Родственники и знакомые хорошо знали, что после свадьбы Пинегин останется в Петербурге на самое короткое время, чтобы только принять дела от старухи тетки, и затем уедет с женой за границу, и потому многие из них спешили «воспользоваться случаем» и «урвать» с счастливого человека на первых же порах, пока он еще не опомнился от радости. Окончательно было выяснено, что у невесты три миллиона в благонадежных бумагах на хранении в государственном банке, о чем бухгалтер Жорж навел точные справки в государственном банке через приятеля своего чиновника и сообщил родным. Узнали также, что прииски на Олекме идут отлично и дают до ста тысяч чистого ежегодного дохода, и наконец, дом очищает пятнадцать тысяч. Шутка ли! Такое громадное состояние и в полном распоряжении Пинегина. Есть от чего закружиться голове!!
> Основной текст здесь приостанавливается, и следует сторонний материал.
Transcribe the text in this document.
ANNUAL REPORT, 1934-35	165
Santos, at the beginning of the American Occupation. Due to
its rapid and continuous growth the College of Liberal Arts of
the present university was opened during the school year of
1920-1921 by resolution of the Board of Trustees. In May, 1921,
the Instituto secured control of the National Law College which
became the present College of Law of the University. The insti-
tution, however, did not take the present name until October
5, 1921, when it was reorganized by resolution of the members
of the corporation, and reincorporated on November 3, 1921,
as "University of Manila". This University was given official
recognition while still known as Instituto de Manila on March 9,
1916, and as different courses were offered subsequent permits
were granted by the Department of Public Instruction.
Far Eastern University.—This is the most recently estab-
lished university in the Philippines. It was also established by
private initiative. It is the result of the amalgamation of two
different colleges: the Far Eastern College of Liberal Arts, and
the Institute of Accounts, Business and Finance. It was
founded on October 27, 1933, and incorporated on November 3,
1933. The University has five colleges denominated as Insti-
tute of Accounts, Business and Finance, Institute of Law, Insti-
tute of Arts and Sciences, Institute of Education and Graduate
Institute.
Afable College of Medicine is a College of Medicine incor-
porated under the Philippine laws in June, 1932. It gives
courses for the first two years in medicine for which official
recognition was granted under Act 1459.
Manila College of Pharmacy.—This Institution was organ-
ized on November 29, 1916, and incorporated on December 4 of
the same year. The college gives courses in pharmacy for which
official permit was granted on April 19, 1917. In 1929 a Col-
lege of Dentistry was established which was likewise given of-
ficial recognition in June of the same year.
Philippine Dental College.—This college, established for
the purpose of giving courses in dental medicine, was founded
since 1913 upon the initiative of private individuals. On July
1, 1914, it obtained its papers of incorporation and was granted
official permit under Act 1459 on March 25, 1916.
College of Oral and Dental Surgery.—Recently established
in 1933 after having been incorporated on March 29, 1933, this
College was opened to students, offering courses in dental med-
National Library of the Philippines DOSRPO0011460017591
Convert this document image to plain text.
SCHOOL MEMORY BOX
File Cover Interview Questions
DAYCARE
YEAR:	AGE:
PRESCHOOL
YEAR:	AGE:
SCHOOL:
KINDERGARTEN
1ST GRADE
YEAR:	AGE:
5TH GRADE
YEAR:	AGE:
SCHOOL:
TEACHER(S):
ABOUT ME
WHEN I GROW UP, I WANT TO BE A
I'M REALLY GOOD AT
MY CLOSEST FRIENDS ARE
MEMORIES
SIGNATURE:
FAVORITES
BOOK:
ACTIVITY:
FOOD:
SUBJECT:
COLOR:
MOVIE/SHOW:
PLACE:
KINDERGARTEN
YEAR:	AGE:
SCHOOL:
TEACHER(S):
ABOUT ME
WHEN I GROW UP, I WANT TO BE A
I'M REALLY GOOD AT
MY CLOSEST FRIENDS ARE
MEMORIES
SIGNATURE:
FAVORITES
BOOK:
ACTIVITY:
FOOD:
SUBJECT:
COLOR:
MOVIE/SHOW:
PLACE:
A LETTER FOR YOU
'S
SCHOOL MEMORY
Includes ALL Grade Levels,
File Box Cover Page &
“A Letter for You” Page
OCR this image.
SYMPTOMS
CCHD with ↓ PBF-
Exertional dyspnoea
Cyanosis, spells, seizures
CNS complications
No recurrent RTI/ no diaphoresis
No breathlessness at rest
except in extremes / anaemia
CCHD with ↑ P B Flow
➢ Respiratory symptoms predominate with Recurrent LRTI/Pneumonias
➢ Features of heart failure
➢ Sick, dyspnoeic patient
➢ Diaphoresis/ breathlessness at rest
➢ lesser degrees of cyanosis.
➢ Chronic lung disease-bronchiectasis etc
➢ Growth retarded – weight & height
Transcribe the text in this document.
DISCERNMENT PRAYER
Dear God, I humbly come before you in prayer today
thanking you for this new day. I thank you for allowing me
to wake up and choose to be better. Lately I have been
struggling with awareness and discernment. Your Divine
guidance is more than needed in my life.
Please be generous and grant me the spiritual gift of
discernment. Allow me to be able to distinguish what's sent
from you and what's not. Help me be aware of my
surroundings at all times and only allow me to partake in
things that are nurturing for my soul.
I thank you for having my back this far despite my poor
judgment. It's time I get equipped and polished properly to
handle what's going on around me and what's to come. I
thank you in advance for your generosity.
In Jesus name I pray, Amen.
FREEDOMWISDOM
Володя «урвал» первым. Через два дня после помолвки он зашел утром к брату и после нескольких минут незначащего разговора попросил денег, объясняя, что его донимают долги и что он надеется, что брат выручит его из беды.
— Сколько тебе нужно? — спросил Пинегин.
Володя был в некотором затруднении: сколько спросить? Во-первых, он не знал, есть ли у брата теперь деньги и даст ли он сейчас, или только пообещает. В его голове мелькала цифра пятьсот и несколько пугала своей величиной. «Пожалуй, не даст!» — подумал он, жалея теперь, что прежде относился к брату недружелюбно, и ответил тем неуверенным, робким и несколько униженным голосом, каким обыкновенно люди просят денег:
— Нужно мне, если тебя не затруднит только, рублей триста… Очень нужно! — прибавил Володя, глядя на брата несколько жалобным и растерянным взглядом.
— Об этих пустяках и говорить не стоит. Это я могу сейчас же дать.
Пинегин достал из кармана бумажник и раскрыл его, и Володя тотчас же мысленно пожалел, что «свалял дурака» и спросил так мало. Не без тайной зависти увидал он, что бумажник был туго набит сторублевыми бумажками, только что привезенными самим господином Дюфуром, в знак особого почтения к своему клиенту.
— Вот, возьми пока пятьсот, — проговорил Пинегин, подавая брату пять радужных бумажек, — а потом я еще дам.
Просиявший Володя был решительно тронут великодушием брата. Он крепко пожал ему руку и благодарил его.
И эта благодарность, и несколько умиленное лицо брата приятно щекотали нервы Пинегина.
— Не за что благодарить, Володя… Пустяки… Передай вот и Пете и Женечке от меня по сто рублей… После я больше дам, а пока у меня денег немного… Занял… Понимаешь: расходы большие…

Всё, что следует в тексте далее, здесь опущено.